Re: Neural net - guessing literature kind

From: Will Dwinnell (predictr_at_bellatlantic.net)
Date: 11/29/03


Date: 29 Nov 2003 12:03:10 -0800

Calum <calum.bulk@ntlworld.com> wrote:
"I think the problem is that a neural network would not know how to
structure its input."

Structuring the input is the job of the analyst who builds the neural
network- or whatever model is being used.

Calum <calum.bulk@ntlworld.com> continues:
"If you just put a book in front of a child, it will not learn to
read. Similarly, an artifical neural net could hardly build up a
lexicon or grammar, this is way beyond the capabilities of an
artificial neural network."

Since we're arguing by analogy, let's also note that 'If you just put
a disc in front of a computer, it will not read it'. Again, people
still have some niggling responsibilities in the information age.

Calum <calum.bulk@ntlworld.com> continues:
"So what exactly would it discriminate against???"

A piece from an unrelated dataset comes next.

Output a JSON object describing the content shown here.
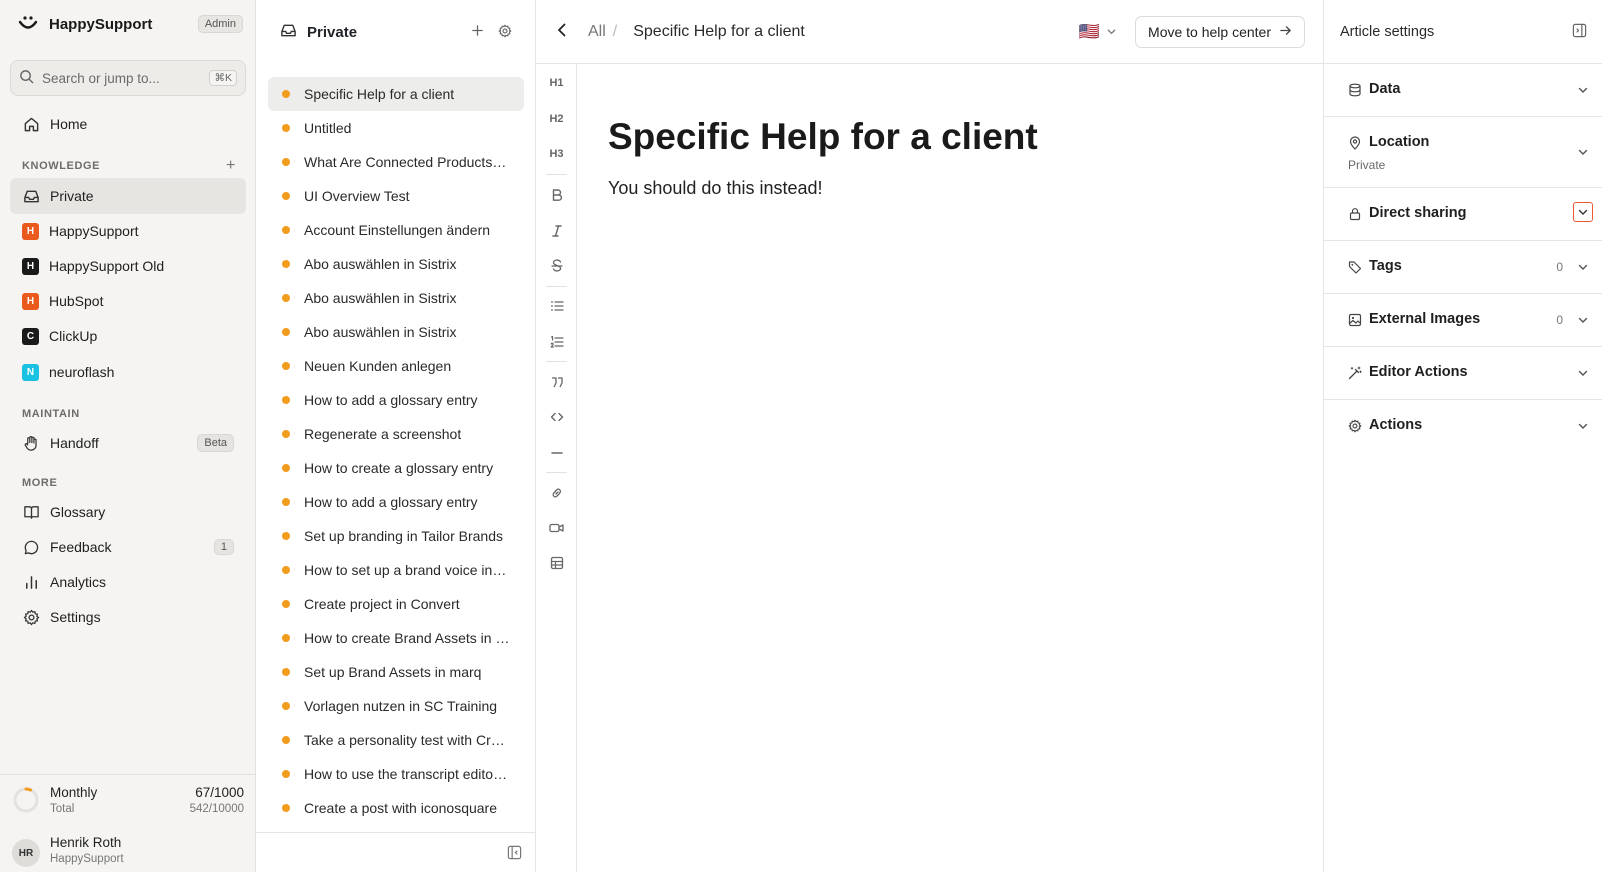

Assuming that this is at all possible, such a model would require
derived features, as you describe below.

Calum <calum.bulk@ntlworld.com> continues:
"On the other hand, some pre-processed metrics could be classified. I
mean, suppose there was a text processing algorithm that could build
up a "signature" of an author. Perhaps ten numbers or so. These
could then be classified using a neural network. But I've never heard
of that being done before."

Consider the following, which discriminate authors (of text and
computer programs), genders of authors, etc.:

  http://www.cavi.univ-paris3.fr/lexicometrica/jadt/jadt2002/PDF-2002/baayen_vanhalteren_neijt_tweedie.pdf

  http://webster.cs.uga.edu/~khaled/MLcourse/Abstract1.pdf

  http://clue.eng.iastate.edu/~guan/course/CprE-592-YG-Fall-2002/paper/Olivier_DeVel.pdf

  http://ftp.cerias.purdue.edu/pub/papers/ivan-krsul/krsul-spaf-authorship-analysis.pdf

"Doing something like "average word length" could perhaps discriminate
between a tabloid and a broad***. But I don't think this would work
reliably in general. Cosine correlation is one method that does work,
I'd rather see a project that works, than one that is k001 because it
uses a neural net."

How well this works (keep in mind there is a spectrum of performance)
will depend on the particulars of the problem. So far, I haven't seen
enough information about the original poster's problem to even hazard
a guess as to whether a solution is feasible.

-Will Dwinnell
http://will.dwinnell.com